2020年以降、空前のキャンプブームに乗って絶好調だった「スノーピーク」、SNSでもおしゃれキャンプの象徴として大人気でしたよね?
ところが…2023年12月期決算では純利益99.9%減、そして上場廃止?
スノーピークに何が起きているのでしょうか…。
コロナ禍で大ブレイクしたスノーピーク、だがその反動が…

スノーピークは、新潟県発の高級アウトドアブランドで、2015年に上場し品質とデザイン性を兼ね備えたキャンプギアで人気を博してきました。
コロナ禍では「密を避けられるレジャー」としてキャンプが大ブームになり、多くの初心者層がアウトドアに流入、2022年には過去最高の売上307億円を記録します。
しかし、コロナ収束とともに状況が一変します。
2023年には旅行や都市型レジャーの再開によってキャンプ熱は沈静化、初心者キャンパーが離脱し商品は中古市場に流れ、新品の需要は大幅に減少しました。
その結果、2023年12月期の売上は約257億円に落ち込み、純利益は前年の約20億円からたった100万円にまで激減…。
この数字が業界内外に衝撃を与えることになります。
急な利益減のワケと、「上場廃止」という異例の選択
注目されたのは、その「利益100万円」という異常な数字です。
実はここに、約4.28億円の減損処理が関係しています。
これは固定資産の価値を見直し、帳簿上で資産を減らす会計処理で、現金の支出はないものの、利益を意図的に抑えることができるのです。
この「不自然な黒字発表」の1週間後、スノーピークは突如MBO(マネジメント・バイアウト)を発表、つまり株式を非公開化し上場廃止を決めたのです。
買収を仕掛けたのは米国のベインキャピタル、市場では「利益をあえて下げて企業価値を低く見せ、株主に安く売らせる戦略では?」という憶測も飛び交いました。
さらに背景には、創業家の葛藤も見え隠れします。
2020年に創業者の孫・山井梨沙氏が社長に就任し話題を集めましたが、2022年に私的な理由で退任、その後、創業者の父が再登板しました。

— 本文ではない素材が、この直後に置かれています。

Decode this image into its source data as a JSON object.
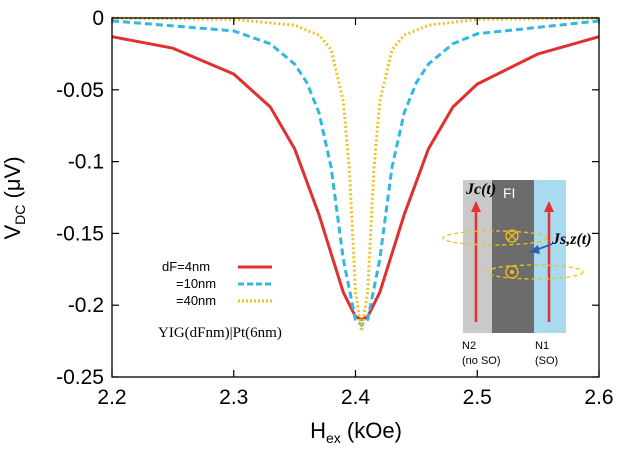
{
  "chart_data": {
    "type": "line",
    "xlabel": "H",
    "xlabel_sub": "ex",
    "xlabel_unit": " (kOe)",
    "ylabel": "V",
    "ylabel_sub": "DC",
    "ylabel_unit": " (μV)",
    "xlim": [
      2.2,
      2.6
    ],
    "ylim": [
      -0.25,
      0
    ],
    "x_ticks": [
      "2.2",
      "2.3",
      "2.4",
      "2.5",
      "2.6"
    ],
    "y_ticks": [
      "0",
      "-0.05",
      "-0.1",
      "-0.15",
      "-0.2",
      "-0.25"
    ],
    "grid": false,
    "legend_position": "lower-left",
    "series": [
      {
        "name": "dF=4nm",
        "color": "#e03030",
        "style": "solid",
        "x": [
          2.2,
          2.25,
          2.3,
          2.33,
          2.35,
          2.37,
          2.38,
          2.39,
          2.4,
          2.405,
          2.41,
          2.42,
          2.43,
          2.44,
          2.46,
          2.48,
          2.5,
          2.55,
          2.6
        ],
        "y": [
          -0.013,
          -0.021,
          -0.039,
          -0.062,
          -0.091,
          -0.137,
          -0.164,
          -0.191,
          -0.208,
          -0.21,
          -0.208,
          -0.191,
          -0.164,
          -0.137,
          -0.091,
          -0.062,
          -0.046,
          -0.025,
          -0.013
        ]
      },
      {
        "name": "=10nm",
        "color": "#30b8e0",
        "style": "dashed",
        "x": [
          2.2,
          2.3,
          2.33,
          2.35,
          2.36,
          2.37,
          2.38,
          2.39,
          2.4,
          2.405,
          2.41,
          2.42,
          2.43,
          2.44,
          2.45,
          2.46,
          2.48,
          2.5,
          2.6
        ],
        "y": [
          -0.002,
          -0.009,
          -0.018,
          -0.032,
          -0.045,
          -0.066,
          -0.104,
          -0.168,
          -0.21,
          -0.214,
          -0.21,
          -0.168,
          -0.104,
          -0.066,
          -0.045,
          -0.032,
          -0.018,
          -0.011,
          -0.002
        ]
      },
      {
        "name": "=40nm",
        "color": "#f0c020",
        "style": "dotted",
        "x": [
          2.2,
          2.3,
          2.35,
          2.37,
          2.38,
          2.39,
          2.395,
          2.4,
          2.405,
          2.41,
          2.415,
          2.42,
          2.43,
          2.44,
          2.46,
          2.5,
          2.6
        ],
        "y": [
          0,
          -0.001,
          -0.005,
          -0.012,
          -0.022,
          -0.058,
          -0.106,
          -0.191,
          -0.218,
          -0.191,
          -0.106,
          -0.058,
          -0.022,
          -0.012,
          -0.005,
          -0.001,
          0
        ]
      }
    ],
    "annotation": "YIG(dFnm)|Pt(6nm)",
    "inset": {
      "label_fi": "FI",
      "label_n2": "N2",
      "label_n2_note": "(no SO)",
      "label_n1": "N1",
      "label_n1_note": "(SO)",
      "label_jc": "Jc(t)",
      "label_js": "Js,z(t)"
    }
  }
}
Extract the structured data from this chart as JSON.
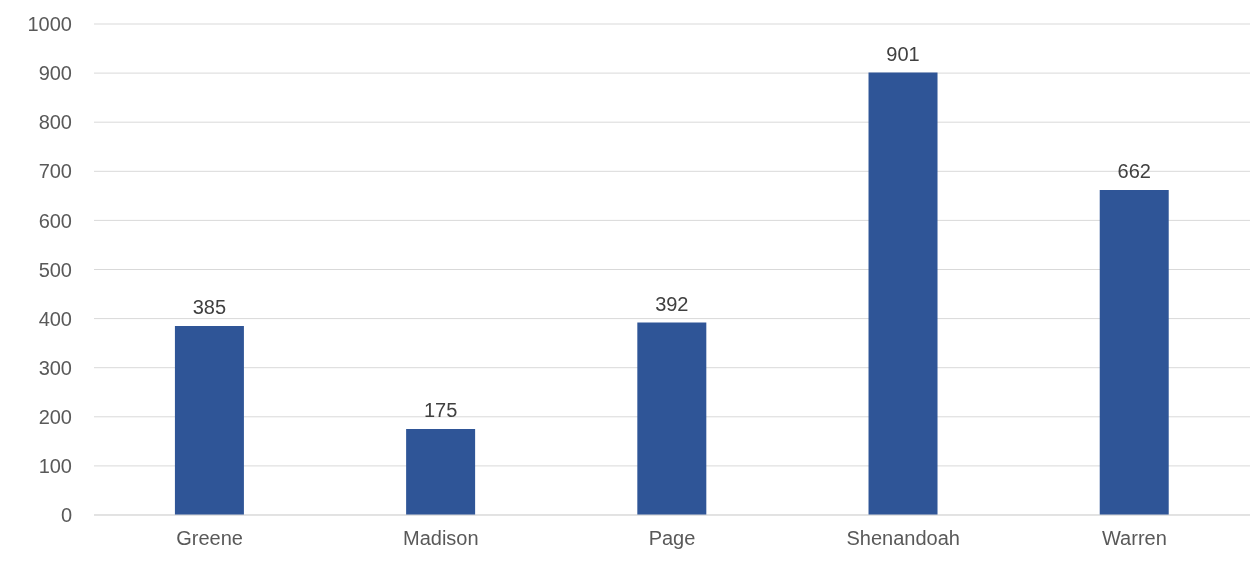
{
  "chart_data": {
    "type": "bar",
    "categories": [
      "Greene",
      "Madison",
      "Page",
      "Shenandoah",
      "Warren"
    ],
    "values": [
      385,
      175,
      392,
      901,
      662
    ],
    "color": "#2f5597",
    "ylim": [
      0,
      1000
    ],
    "yticks": [
      0,
      100,
      200,
      300,
      400,
      500,
      600,
      700,
      800,
      900,
      1000
    ],
    "grid": "y",
    "data_labels": true
  }
}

短期利益を求める株主対応に疲弊し、自由な経営を取り戻すための「非上場化」だったとも考えられています。
スノーピークは終わったのか?それとも進化の前兆か?
メディアでは「業績悪化」「オワコン」といった見出しが目立ちますが、実態は少し違います。
- 売上は依然としてコロナ前よりも高い水準
- ブランドイメージは根強く、一定の支持を維持
- アメリカ・中国を中心とした海外市場に可能性が広がっている
実際、スノーピークが手を組んだベインキャピタルは、グローバル展開に長けたファンドで、今後は海外のアウトドア需要を取り込み、「日本発の世界的アウトドアブランド」へと進化する可能性を秘めているのです。
つまり上場廃止は、単なる撤退ではなく、長期的成長を見据えた「再出発」?
株価や決算の数字に一喜一憂せず、本質的な価値をどう育てていくか…スノーピークは今、その大きな転機に立っているのです。
まとめ
スノーピークの上場廃止、そして100万円という極端な利益数字は、単なる業績不振の証拠ではありません。
それは、短期利益を捨ててでも、自社のビジョンに集中するという経営判断なのです。
今後、日本だけでなく海外へ、プロダクトだけでなく体験・サービスへ、スノーピークは「アウトドアのある人生」をどう提案していくのか。
「終わり」ではなく「始まり」その先にある姿を、ぜひ見届けていきましょう。